Submitting Jobs via Slurm
There are two ways you can submit jobs to a cluster: by using workflows or through any terminal or command-line interface. For the workflows option, please see Running Workflows.
After you’ve started a cluster, log in to the controller with your preferred method. The quickest way to submit a job is to transfer your file(s) to the cluster, then run the command sbatch.
In this example, we submitted the file demo_test1.sbatch with sbatch:
[demo@democluster-60 ~]$ ls
demo_test1.sbatch
[demo@democluster-60 ~]$ sbatch demo_test1.sbatch
Submitted batch job 2
After submitting a job, you can watch its progress with the command watch squeue, which will update every two seconds with the job's status in the ST column:
Every 2.0s: squeue
JOBID PARTITION NAME USER ST TIME NODES NODELIST(REASON)
4 test.part test demo CF 0:08 2 demo-democluster-00060-1-[0001-0002]
You can also use watch 'sinfo;echo;squeue' if you want to see general cluster information in addition to your job's progress:
Every 2.0s: sinfo; echo; squeue
PARTITION AVAIL TIMELIMIT NODES STATE NODELIST
test.partition1* up infinite 2 mix# demo-democluster-00060-1-[0001-0002]
test.partition1* up infinite 3 idle~ demo-democluster-00060-1-[0003-0005]
test.partition2 up infinite 5 idle~ demo-democluster-00060-2-[0001-0005]
JOBID PARTITION NAME USER ST TIME NODES NODELIST(REASON)
4 test.part test demo CF 0:26 2 demo-democluster-00060-1-[0001-0002]
When using watch squeue or watch 'sinfo;echo;squeue', the ST column will show CF while the node(s) configure. All of the rows beneath JOBID will clear when your job is finished:
Every 2.0s: sinfo; echo; squeue
PARTITION AVAIL TIMELIMIT NODES STATE NODELIST
test.partition1* up infinite 2 idle% demo-democluster-00060-1-[0001-0002]
test.partition1* up infinite 3 idle~ demo-democluster-00060-1-[0003-0005]
test.partition2 up infinite 5 idle~ demo-democluster-00060-2-[0001-0005]
JOBID PARTITION NAME USER ST TIME NODES NODELIST(REASON)

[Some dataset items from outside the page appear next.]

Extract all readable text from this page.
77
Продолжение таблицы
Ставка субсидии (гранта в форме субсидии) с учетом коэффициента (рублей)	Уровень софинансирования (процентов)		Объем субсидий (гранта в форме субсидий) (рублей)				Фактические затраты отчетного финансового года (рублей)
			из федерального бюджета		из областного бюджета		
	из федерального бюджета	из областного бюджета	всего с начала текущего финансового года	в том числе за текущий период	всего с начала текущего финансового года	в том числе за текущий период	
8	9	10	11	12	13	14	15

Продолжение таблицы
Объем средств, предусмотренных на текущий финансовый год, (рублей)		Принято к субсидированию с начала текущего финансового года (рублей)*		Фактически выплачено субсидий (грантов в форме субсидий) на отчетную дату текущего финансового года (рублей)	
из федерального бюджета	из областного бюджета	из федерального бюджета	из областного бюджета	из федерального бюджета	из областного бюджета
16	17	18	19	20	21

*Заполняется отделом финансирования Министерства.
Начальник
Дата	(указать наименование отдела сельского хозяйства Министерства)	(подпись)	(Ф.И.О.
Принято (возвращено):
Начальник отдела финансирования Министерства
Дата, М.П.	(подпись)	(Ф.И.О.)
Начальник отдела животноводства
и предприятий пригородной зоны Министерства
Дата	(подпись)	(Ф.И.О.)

Once the job is finished, you can check its output with cat file_name. Our file demo_test1.sbatch inlcuded instructions to send our completed job's data to an std.out file and any errors to an std.err file:
[demo@democluster-60 ~]$ ls
demo_test1.sbatch std.err std.out
[demo@democluster-60 ~]$ cat std.err
[demo@democluster-60 ~]$ cat std.out
demo-democluster-00060-1-0001
demo-democluster-00060-1-0001
demo-democluster-00060-1-0002
demo-democluster-00060-1-0002
Using cat std.err didn’t return anything because the job executed without errors.
Common Slurm Commands
This section gives a quick overview of the commands you’ll use most often when interacting with clusters. You can use any of these commands in any terminal after logging in to a controller node.
Because ACTIVATE uses Slurm to manage jobs, you can use any of their system commands. For an extensive list of those options, see Slurm’s command guide. You can also enter man in front of any command (such as man sacct) to see its description and a list of other available commands in Slurm’s virtual manual.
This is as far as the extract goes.